Je réinterprète cet aspect régénérateur par la répétition, la superposition et les transitions de couleurs. Des dégradés doux, des faces dédoublées et des développements botaniques font écho à l'idée de mue, de renaissance et de transformation cyclique. La guérison du serpent se métamorphose en un langage visuel empreint de sérénité.

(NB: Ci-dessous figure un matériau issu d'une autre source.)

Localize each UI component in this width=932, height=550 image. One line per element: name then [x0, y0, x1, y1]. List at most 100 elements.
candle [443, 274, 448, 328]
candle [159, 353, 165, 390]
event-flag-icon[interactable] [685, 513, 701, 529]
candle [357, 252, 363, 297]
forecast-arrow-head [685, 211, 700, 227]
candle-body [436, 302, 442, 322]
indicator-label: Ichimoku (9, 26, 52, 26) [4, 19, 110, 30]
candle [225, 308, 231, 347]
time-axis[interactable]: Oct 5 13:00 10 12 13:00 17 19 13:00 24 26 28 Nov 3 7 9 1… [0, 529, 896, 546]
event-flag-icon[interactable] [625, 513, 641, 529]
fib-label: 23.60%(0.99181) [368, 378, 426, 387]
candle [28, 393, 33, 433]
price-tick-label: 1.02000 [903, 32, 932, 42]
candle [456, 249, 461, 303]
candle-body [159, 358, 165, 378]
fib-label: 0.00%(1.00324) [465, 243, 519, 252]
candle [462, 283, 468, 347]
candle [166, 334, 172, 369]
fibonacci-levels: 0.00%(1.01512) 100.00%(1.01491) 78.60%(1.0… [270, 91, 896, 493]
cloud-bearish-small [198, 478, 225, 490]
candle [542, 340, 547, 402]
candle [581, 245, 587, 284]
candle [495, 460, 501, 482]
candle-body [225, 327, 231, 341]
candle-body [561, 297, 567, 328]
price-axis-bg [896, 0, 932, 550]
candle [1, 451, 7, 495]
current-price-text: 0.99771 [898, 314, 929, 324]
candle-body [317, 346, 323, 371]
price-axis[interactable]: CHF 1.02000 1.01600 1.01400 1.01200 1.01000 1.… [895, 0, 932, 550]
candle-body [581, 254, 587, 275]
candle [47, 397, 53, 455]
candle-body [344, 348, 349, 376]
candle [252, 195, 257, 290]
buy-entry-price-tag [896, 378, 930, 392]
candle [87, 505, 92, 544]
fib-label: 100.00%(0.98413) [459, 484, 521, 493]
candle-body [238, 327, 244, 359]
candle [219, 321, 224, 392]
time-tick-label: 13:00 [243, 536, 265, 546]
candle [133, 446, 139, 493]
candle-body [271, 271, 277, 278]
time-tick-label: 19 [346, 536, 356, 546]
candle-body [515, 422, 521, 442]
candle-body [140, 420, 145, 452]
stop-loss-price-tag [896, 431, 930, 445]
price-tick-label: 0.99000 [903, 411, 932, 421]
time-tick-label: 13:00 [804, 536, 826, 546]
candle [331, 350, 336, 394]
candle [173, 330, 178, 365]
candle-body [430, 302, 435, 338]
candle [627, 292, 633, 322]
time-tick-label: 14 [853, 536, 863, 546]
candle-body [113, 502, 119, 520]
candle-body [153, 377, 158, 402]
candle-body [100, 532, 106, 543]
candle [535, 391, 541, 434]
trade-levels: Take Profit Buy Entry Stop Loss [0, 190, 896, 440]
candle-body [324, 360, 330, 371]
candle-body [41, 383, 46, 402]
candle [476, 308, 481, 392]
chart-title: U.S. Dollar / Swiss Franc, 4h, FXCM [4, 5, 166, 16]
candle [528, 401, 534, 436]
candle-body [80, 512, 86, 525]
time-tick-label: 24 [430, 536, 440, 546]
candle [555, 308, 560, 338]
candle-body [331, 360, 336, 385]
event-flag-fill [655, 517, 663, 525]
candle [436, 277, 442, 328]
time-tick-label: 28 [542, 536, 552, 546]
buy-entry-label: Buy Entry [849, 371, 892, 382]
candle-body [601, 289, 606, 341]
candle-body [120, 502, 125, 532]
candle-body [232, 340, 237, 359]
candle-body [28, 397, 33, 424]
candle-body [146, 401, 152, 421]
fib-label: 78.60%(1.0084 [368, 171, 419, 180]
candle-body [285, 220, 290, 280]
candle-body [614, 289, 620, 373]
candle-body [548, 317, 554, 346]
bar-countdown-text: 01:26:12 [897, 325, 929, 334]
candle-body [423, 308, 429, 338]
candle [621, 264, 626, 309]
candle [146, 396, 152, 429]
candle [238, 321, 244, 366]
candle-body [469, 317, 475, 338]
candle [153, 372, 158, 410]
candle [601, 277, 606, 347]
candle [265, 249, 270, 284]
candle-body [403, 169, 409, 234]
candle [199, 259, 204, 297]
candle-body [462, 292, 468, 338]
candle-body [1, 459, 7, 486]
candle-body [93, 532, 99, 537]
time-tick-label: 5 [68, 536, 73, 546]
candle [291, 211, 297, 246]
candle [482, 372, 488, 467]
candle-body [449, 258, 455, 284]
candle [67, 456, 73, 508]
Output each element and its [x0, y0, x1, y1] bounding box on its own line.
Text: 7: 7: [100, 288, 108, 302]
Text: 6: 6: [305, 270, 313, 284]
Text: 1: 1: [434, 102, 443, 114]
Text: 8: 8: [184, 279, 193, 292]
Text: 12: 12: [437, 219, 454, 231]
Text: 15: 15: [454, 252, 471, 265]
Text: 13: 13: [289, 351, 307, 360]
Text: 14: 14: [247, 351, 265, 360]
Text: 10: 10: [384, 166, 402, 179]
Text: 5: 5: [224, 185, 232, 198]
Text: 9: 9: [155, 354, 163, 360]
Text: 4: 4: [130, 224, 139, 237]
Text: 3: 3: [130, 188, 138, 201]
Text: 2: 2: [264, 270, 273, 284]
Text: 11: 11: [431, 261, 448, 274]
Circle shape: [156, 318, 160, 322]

Le serpent comme force cosmique
Les mythologies indo-européennes placent souvent les serpents au cœur de la création ou de la destruction. Les récits védiques décrivent la bataille entre Indra et le serpent cosmique Vṛtra. La mythologie nordique met en scène Jörmungandr, le serpent du monde qui sillonne les océans. Les légendes grecques évoquent des serpents liés à la prophétie et à la connaissance divine. Il ne s'agit pas de créatures, mais de principes cosmiques : des forces de tension, d'expansion et de dissolution.

Cette dimension cosmique s'insinue dans mon art non sous forme de créatures mythiques, mais comme une architecture émotionnelle. Visages allongés, ombres étirées et motifs végétaux en spirale se comportent comme des formes enveloppant le monde. Ils évoquent des univers intérieurs, des tempêtes émotionnelles ou des luttes intérieures silencieuses. Le mythe devient atmosphère plutôt que récit.
Le serpent comme pouvoir féminin
Dans le folklore indo-européen, le serpent est fréquemment associé à l'énergie féminine, suscitant à la fois crainte et vénération. Il devient un symbole d'intuition, de savoir caché, de séduction, de transformation et de la nature cyclique de la vie. Créature de seuils et de mystères, il est lié à la matrice, à la terre et au monde souterrain.
Mes portraits reflètent cette incarnation féminine non par l'érotisme mais par une subtilité émotionnelle : yeux mi-clos, cous allongés, dégradés doux et motifs floraux symboliques qui fonctionnent comme des « peaux de serpent ». Les femmes de mes œuvres portent en elles cette même dualité complexe : douceur et danger, vulnérabilité et puissance, immobilité et pulsation.
Réinterpréter les motifs anciens à travers les émotions contemporaines
Plutôt que de recréer directement le folklore, j'intègre les qualités symboliques du serpent à la structure émotionnelle de mes images. Courbes, spirales, proportions étirées et motifs rythmiques se muent en formes de serpent modernes. Les couleurs changent comme une mue. Les ombres s'enroulent doucement autour de la figure. Les végétaux se comportent comme des gardiens serpentins.

Mon travail appréhende le mythe non comme un héritage lointain, mais comme une atmosphère vivante – une sensation plutôt qu’un récit. Le serpent devient une métaphore émotionnelle de ce que beaucoup d’entre nous vivons aujourd’hui : la renaissance de soi, les conflits intérieurs, la définition des limites et la tension entre vulnérabilité et transformation.
Un mythe qui respire encore
Le serpent perdure dans le folklore indo-européen car il porte en lui des vérités plus anciennes que le langage : la vie est cyclique, la guérison se fait par étapes, la transformation peut être à la fois effrayante et sacrée. En réinterprétant ce symbole à travers le portrait contemporain et des compositions botaniques surréalistes, je souhaite montrer comment des motifs ancestraux continuent de résonner en nous, façonnant notre compréhension du danger, de la résilience et du renouveau.
Les mythes survivent non pas parce que nous les répétons, mais parce que nous continuons à les ressentir.